Citation Numbers: 39 Misc. 2d 944, 242 N.Y.S.2d 244, 1963 N.Y. Misc. LEXIS 1750
Judges: Connolly
Filed Date: 7/31/1963
Status: Precedential
Modified Date: 10/19/2024
Petitioners apply for leave to file a late notice of claim against Motor Vehicle Accident Indemnifica
On August 18, 1962 the infant petitioner was injured when he was struck by an automobile owned by Joseph Harrell. The owner of the offending vehicle informed the petitioners and their attorney that he was insured under a policy issued by Hardware Mutual Insurance Company.
An action against the owner was commenced in behalf of petitioners on September 27, 1962. Although it appears that the summons was turned over to Hardware Mutual Insurance Company by the defendant in the action, no one appeared or answered in his behalf. After many contacts with the defendant and with the insurance company, petitioners’ attorney was finally informed on January 18, 1963 that the defendant’s insurance policy had been cancelled on April 18, 1962 and that he had no insurance in force at the time of the accident.
On the day petitioners’ attorney received this information he forwarded a notice of claim in their behalf to the Motor Vehicle Accident Indemnification Corporation. No action was taken by respondent on this claim until May 29,1963, when petitioners’ attorney was informed that the notice of claim was rejected on the ground that it was not timely served.

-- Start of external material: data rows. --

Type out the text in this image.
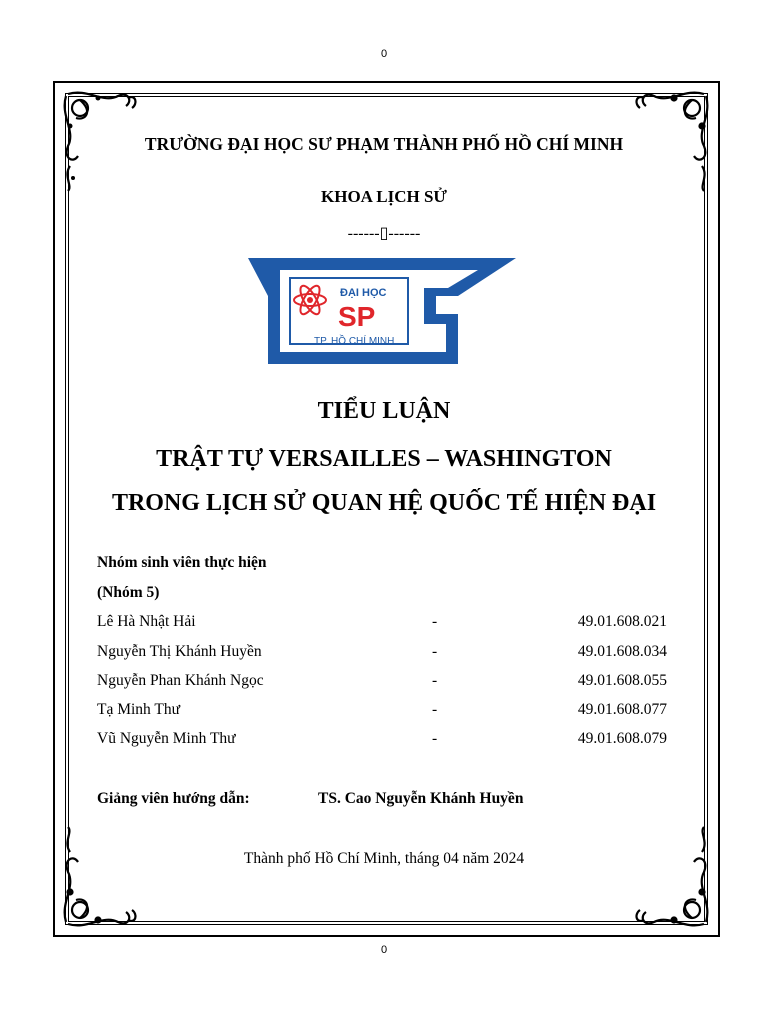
0
TRƯỜNG ĐẠI HỌC SƯ PHẠM THÀNH PHỐ HỒ CHÍ MINH
KHOA LỊCH SỬ
------▯------
ĐẠI HỌC
SP
TP. HỒ CHÍ MINH
TIỂU LUẬN
TRẬT TỰ VERSAILLES – WASHINGTON
TRONG LỊCH SỬ QUAN HỆ QUỐC TẾ HIỆN ĐẠI
Nhóm sinh viên thực hiện
(Nhóm 5)
Lê Hà Nhật Hải	-	49.01.608.021
Nguyễn Thị Khánh Huyền	-	49.01.608.034
Nguyễn Phan Khánh Ngọc	-	49.01.608.055
Tạ Minh Thư	-	49.01.608.077
Vũ Nguyễn Minh Thư	-	49.01.608.079
Giảng viên hướng dẫn:	TS. Cao Nguyễn Khánh Huyền
Thành phố Hồ Chí Minh, tháng 04 năm 2024
0
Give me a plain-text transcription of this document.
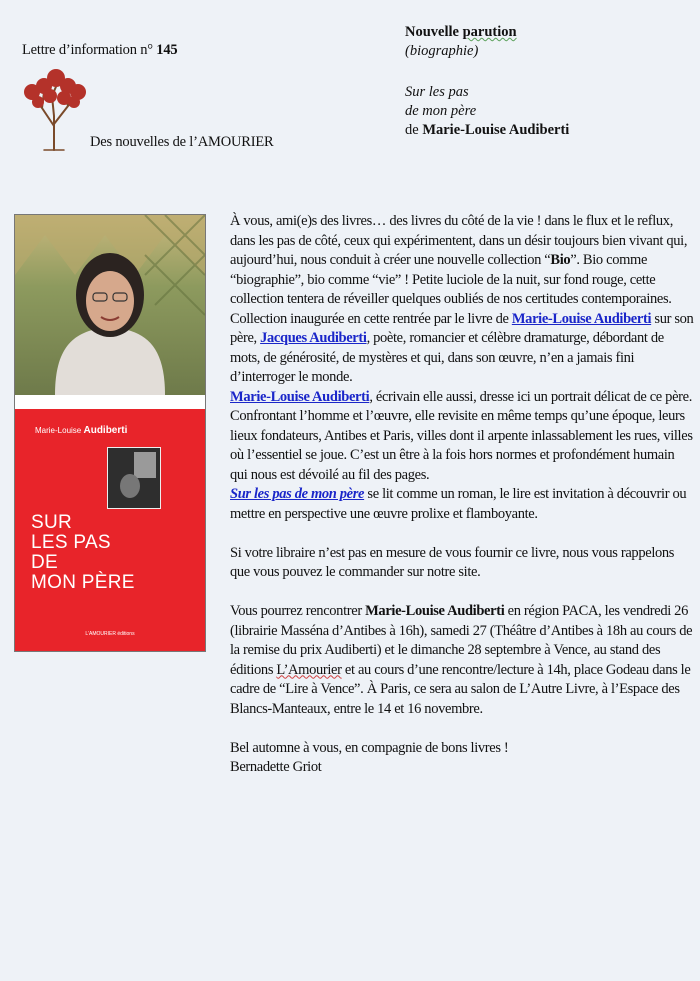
Lettre d’information n° 145
Des nouvelles de l’AMOURIER
Nouvelle parution
(biographie)
Sur les pas
de mon père
de Marie-Louise Audiberti
Marie-Louise Audiberti
SUR
LES PAS
DE
MON PÈRE
L’AMOURIER éditions

À vous, ami(e)s des livres… des livres du côté de la vie ! dans le flux et le reflux, dans les pas de côté, ceux qui expérimentent, dans un désir toujours bien vivant qui, aujourd’hui, nous conduit à créer une nouvelle collection “Bio”. Bio comme “biographie”, bio comme “vie” ! Petite luciole de la nuit, sur fond rouge, cette collection tentera de réveiller quelques oubliés de nos certitudes contemporaines.

Collection inaugurée en cette rentrée par le livre de Marie-Louise Audiberti sur son père, Jacques Audiberti, poète, romancier et célèbre dramaturge, débordant de mots, de générosité, de mystères et qui, dans son œuvre, n’en a jamais fini d’interroger le monde.

Marie-Louise Audiberti, écrivain elle aussi, dresse ici un portrait délicat de ce père. Confrontant l’homme et l’œuvre, elle revisite en même temps qu’une époque, leurs lieux fondateurs, Antibes et Paris, villes dont il arpente inlassablement les rues, villes où l’essentiel se joue. C’est un être à la fois hors normes et profondément humain qui nous est dévoilé au fil des pages.

Sur les pas de mon père se lit comme un roman, le lire est invitation à découvrir ou mettre en perspective une œuvre prolixe et flamboyante.

Si votre libraire n’est pas en mesure de vous fournir ce livre, nous vous rappelons que vous pouvez le commander sur notre site.

Vous pourrez rencontrer Marie-Louise Audiberti en région PACA, les vendredi 26 (librairie Masséna d’Antibes à 16h), samedi 27 (Théâtre d’Antibes à 18h au cours de la remise du prix Audiberti) et le dimanche 28 septembre à Vence, au stand des éditions L’Amourier et au cours d’une rencontre/lecture à 14h, place Godeau dans le cadre de “Lire à Vence”. À Paris, ce sera au salon de L’Autre Livre, à l’Espace des Blancs-Manteaux, entre le 14 et 16 novembre.

Bel automne à vous, en compagnie de bons livres !

Bernadette Griot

The only possible basis for petitioners’ present application is subdivision (a) of section 608 of the Insurance Law, which provides for notices of claim in cases where the offending vehicle is not insured. The notice must be served within 90 days after the accident. Subdivision (c) of section 608 of the same law applies only to cases of disclaimer and denial of coverage and has no application to cases of uninsured automobiles. (Matter of Arculin v. MVAIC, 232 N. Y. S. 2d 615.)
The law also provides that the court may in certain cases of disability grant leave to file a late notice, provided the application to the court is made within 120 days after the accident. The instant application was made more than 10 months after the accident.
Unfortunately, sympathetic consideration by the court notwithstanding, the statute reposes no discretion in the court to grant the petitioners the relief requested. (Matter of Glaudel v. MVAIC, 17 A D 2d 828.) The reason proffered as an excuse for the delay, i.e., difficulty in determining the existence or nonexistence of insurance has been held insufficient as a basis for relief from the provisions of law under these circumstances. (Rosante v. Copenhaver, 15 A D 2d 825.) Accordingly the motion is denied.